Recalling opening his mind and energy to “whatever happened in two hours,” he says the then-novel approach used to write “I Make Promises” resulted from an overwhelming, discombobulated day. “It was a different writing assignment for the Museum of the African Diaspora, when they actually wanted a new poem on an actual exhibit, and I thought it was just a regular reading of my poems,” he says. “They wanted it the next day. I put on a Coltrane album and listened to a song titled ‘Out of This World.’ Between that and the art, I was filled with energy I usually try to turn down. It paid dividends, because learning to dance without euphoria made it so much more alive. I learned to do this thing that’s ‘drop the story and internal chatter and put attention to listening in realtime to sensations going through your body.’ That works in real life and when responding to stuff that’s painful or heavy. You stop everything and put your attention on physical sensation, and the overwhelming emotion just dissipates, and what’s left is beautifully cooperative energy. Usually the subconscious voices seem like chatter, but when you distract the evaluator with this task of minding the energy you come up with interesting rhythms because you’re not conspiratorial in that floor of your mind. ‘I Make Promises’ was one of my first poems using this way to write.”
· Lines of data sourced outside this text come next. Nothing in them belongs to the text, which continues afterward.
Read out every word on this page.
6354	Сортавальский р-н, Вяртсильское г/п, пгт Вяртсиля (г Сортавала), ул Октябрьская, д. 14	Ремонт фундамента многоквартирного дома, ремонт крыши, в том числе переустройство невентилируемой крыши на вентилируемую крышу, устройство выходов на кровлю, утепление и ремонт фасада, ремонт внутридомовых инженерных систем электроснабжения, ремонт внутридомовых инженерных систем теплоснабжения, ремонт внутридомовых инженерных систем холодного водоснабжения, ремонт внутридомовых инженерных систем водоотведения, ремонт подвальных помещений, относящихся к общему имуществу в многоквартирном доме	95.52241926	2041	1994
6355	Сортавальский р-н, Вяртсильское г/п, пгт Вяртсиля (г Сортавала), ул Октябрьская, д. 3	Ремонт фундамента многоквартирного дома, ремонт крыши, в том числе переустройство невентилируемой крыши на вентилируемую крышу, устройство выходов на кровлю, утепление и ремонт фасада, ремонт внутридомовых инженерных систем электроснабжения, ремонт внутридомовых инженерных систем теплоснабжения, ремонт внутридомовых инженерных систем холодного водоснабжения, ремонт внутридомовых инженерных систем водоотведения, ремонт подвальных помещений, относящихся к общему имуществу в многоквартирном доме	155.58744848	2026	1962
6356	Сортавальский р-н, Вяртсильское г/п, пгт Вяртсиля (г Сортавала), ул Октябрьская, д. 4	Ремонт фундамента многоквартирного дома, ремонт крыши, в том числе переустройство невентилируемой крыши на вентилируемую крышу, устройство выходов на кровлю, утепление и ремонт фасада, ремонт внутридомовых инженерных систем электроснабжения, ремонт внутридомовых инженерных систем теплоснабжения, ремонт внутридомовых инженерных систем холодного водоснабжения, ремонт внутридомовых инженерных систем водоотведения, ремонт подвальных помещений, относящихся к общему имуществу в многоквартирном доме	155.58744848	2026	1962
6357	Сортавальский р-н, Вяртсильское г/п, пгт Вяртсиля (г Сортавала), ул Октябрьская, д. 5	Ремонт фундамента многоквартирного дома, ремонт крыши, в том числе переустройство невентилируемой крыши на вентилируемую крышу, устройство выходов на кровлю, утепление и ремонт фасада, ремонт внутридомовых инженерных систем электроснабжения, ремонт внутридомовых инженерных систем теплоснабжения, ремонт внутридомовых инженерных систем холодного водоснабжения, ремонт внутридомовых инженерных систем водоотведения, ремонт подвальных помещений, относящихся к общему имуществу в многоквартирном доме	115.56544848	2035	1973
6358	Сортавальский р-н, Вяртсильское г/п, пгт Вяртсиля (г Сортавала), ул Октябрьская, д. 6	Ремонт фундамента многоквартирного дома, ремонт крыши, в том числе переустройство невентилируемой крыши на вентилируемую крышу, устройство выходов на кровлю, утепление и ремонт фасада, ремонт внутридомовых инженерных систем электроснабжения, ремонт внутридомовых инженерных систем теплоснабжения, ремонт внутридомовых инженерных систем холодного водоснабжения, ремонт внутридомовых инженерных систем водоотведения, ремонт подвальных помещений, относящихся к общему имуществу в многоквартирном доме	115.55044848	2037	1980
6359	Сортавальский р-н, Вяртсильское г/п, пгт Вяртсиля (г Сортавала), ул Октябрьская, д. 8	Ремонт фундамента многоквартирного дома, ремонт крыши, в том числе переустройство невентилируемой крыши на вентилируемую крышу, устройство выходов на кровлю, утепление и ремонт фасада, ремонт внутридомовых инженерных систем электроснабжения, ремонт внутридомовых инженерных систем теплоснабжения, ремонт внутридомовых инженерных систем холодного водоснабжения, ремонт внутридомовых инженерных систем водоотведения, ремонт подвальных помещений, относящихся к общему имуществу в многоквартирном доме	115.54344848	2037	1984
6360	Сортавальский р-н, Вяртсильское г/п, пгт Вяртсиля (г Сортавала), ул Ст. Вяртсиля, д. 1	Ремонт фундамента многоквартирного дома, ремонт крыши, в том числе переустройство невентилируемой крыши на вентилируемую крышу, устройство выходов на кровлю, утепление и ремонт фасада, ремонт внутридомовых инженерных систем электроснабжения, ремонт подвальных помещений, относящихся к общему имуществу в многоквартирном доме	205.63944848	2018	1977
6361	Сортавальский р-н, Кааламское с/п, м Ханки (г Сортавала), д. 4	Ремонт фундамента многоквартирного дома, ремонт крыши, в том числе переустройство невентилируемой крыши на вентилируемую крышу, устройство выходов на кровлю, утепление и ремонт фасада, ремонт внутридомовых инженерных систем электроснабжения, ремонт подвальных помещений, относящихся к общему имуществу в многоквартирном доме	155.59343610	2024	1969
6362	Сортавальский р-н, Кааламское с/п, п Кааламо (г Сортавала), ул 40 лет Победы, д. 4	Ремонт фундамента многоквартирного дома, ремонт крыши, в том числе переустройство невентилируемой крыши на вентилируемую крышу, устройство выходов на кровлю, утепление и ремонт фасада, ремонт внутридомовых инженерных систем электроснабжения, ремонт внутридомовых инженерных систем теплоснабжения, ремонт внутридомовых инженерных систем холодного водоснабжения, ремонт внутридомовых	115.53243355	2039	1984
Rounding the corner of the conversation to land on revolution, Eisen-Martin admits his revolutionary practices are “at a low tide.” Day-in, day-out immersion in movements aimed at seizing production from the ruling class and dismantling their structures of apparatus, armies and prisons, he suggests, must be scaffolded with generations of people holding pronounced tasks. “I’m old-school,” he says. “We’re tasked with a punctual project; one that’s dedicated to transforming consciousness, more than a commitment to action. That counters how movement is viewed these days.” Longtime divisiveness, he suggests, has caused many people to lose steam.
The solution? “We take a half-step and rewind back to the idea of cultural work. We haven’t gone deep enough into the social contradictions in this society, especially the contradiction between Black people and and the white power structures,” he says. “Evaluate whiteness more as a deputization than a privilege. Look at the generator of reality being organizational violence from day one. Then the resulting analogy, using it as a lens for analyzing the way we relate to each other, is crucial. That’s why my foot is on the gas so much in my books. I want to get to the bottom of whiteness, of the United States’ ruling class, the cop that lives in your head, the theater of the oppressed, in order to synthesize revolutionary programs that will actually be sure-footed.”
While alternately issuing words born of a red-hot collective roaster or pulling back to breathe through inner spaciousness, Eisen-Martin says it is premature to predict if the visibility of his poet-laureate platform will be advantageous—or if the blistering honesty of his poetry and activism will cause discomfort. Besides, there is one far more important concern. “I don’t assign anxiety to that question, because I evaluate myself by my revolutionary practices,” he says. “I don’t underestimate poetry and its potentials, but I know I’m healthy when my practice is strong. As long as my revolutionary practice is strong, how things play out for me individually doesn’t really matter.”